I learned something fascinating about software RAID-1 on Linux yesterday. This all grew out of some messages I saw logged by the monthly scrub pass that Linux does on all active RAID arrays (it runs a scrub on the first Sunday of every month in the middle of the night).
The mystery began when I noticed that the scrub had logged a dozen or so mirror mismatches. Yet the array status still showed as healthy. My first thought was basically, "WTF? Is my array getting corrupted? Is a drive failing? And why does the scrub show mismatches, but the array still shows as healthy?"
The messages logged by the scrub did not give actual block addresses, so the first task was to figure out if the mismatches were real, and identify the block addresses associated with them. I wrote a short program that calculates MD5 hashes for each 1MB chunk of a raw partition, ran this program against both devices, and diffed the output to identify the 1MB spans where the mismatches were located. Then I ran the same program with a 4KB chunk size over just those 1MB ranges, to get a list of disk block offsets to each discrepancy.
Upon examination of the contents of the suspect blocks, I discovered that the two drives of the mirror always contained similar, but not identical data. In every case I examined, the block from drive A would have some non-zero data, followed by zeros. The corresponding block from drive B would also have some non-zero data followed by zeros, but the point at which the zeros started would be different. The non-zero data always matched, up to the point where the zeros started in the "shorter" block.
I then used debugfs to examine the mounted file system, and discovered that all of those mismatched blocks corresponded to free space in the file system. None of the mismatched blocks contained data belonging to a valid file.
After doing some Googling and reading about Linux's RAID-1 implementation, I believe I've figured out what happened. If you have an application which is appending to a file piecemeal, you can have a race condition where the file system decides to commit a block from the OS's cache to physical media just as the application is about to append additional data. Since the writes to the two drives of the RAID-1 mirror don't occur at exactly the same instant, one drive can get a slightly newer version of that block than the other one. Normally this discrepancy would not persist for long, since the second application write marks the cache block as dirty (again), and this will cause another physical write to get queued up, committing the updated (and consistent) data for that block to both devices in the array.
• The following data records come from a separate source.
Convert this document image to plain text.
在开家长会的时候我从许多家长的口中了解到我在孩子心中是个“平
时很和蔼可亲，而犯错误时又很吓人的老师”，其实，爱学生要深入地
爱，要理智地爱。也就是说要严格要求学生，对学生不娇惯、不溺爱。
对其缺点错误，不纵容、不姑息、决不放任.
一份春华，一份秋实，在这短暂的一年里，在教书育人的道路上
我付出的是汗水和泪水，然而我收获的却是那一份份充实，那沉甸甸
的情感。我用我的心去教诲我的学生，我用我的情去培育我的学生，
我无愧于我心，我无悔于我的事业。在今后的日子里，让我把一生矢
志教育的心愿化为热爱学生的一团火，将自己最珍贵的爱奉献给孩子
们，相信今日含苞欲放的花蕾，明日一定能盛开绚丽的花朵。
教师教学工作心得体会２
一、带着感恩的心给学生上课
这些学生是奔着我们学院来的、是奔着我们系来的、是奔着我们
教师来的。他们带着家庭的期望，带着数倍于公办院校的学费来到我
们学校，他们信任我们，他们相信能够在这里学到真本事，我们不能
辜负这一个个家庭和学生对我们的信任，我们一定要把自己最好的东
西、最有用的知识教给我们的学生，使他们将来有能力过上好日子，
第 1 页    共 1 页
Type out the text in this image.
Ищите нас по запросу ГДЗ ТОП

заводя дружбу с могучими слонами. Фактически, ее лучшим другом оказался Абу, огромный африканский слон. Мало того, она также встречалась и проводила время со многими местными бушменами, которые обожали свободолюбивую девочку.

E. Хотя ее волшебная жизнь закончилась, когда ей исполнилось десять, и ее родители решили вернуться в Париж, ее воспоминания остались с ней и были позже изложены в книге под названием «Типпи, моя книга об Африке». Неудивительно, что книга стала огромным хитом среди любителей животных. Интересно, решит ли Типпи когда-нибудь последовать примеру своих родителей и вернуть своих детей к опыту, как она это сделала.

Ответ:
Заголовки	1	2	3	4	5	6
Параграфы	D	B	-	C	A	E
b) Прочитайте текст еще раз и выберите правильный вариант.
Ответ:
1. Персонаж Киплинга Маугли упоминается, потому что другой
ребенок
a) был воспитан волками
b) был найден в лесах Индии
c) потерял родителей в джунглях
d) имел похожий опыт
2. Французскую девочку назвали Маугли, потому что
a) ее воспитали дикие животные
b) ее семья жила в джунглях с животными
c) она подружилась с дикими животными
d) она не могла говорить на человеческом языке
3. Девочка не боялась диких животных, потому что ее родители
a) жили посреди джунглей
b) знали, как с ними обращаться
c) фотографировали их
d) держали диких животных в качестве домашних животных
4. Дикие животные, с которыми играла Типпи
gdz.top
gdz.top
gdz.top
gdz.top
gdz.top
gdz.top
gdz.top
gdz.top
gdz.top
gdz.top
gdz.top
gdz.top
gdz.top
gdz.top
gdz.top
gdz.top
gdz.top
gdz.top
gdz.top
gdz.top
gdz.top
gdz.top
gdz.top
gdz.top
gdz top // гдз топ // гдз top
But what happens if the file gets deleted before this second physical write gets queued? Well, the corresponding blocks in the OS's disk cache get dropped, the second physical write never happens, and the last block of the (now deleted) file is left in an inconsistent state on the underlying RAID media!
Any application that creates temporary files which are then deleted a few seconds later could potentially hit this hole. But since the mismatch only ever happens with data belonging to deleted files, it is "mostly harmless". It may even result in a small performance gain in certain situations, since data belonging to temporary files which are created and quickly deleted never needs to be flushed to physical media.
It certainly has the potential to cause confusion and panic for sysadmins who don't understand that the RAID mismatches are "normal", though. In effect, it results in "false positives" from the scrub pass, since the scrub pass does not know anything about the file system sitting on top of the RAID array.
I also confirmed my theory by writing zeros to all of the free space on the mounted file system. After doing this, all of the RAID mismatches disappeared.
Bottom line: Linux RAID-1 interacts with the file system in non-obvious ways. The upshot of this is that under certain conditions, free space on the file system may have inconsistent data on the underlying RAID devices.
Edit: Corrected a typo and clarified a couple of things.
If the world isn't making sense to you, you're either drinking too much or not drinking enough.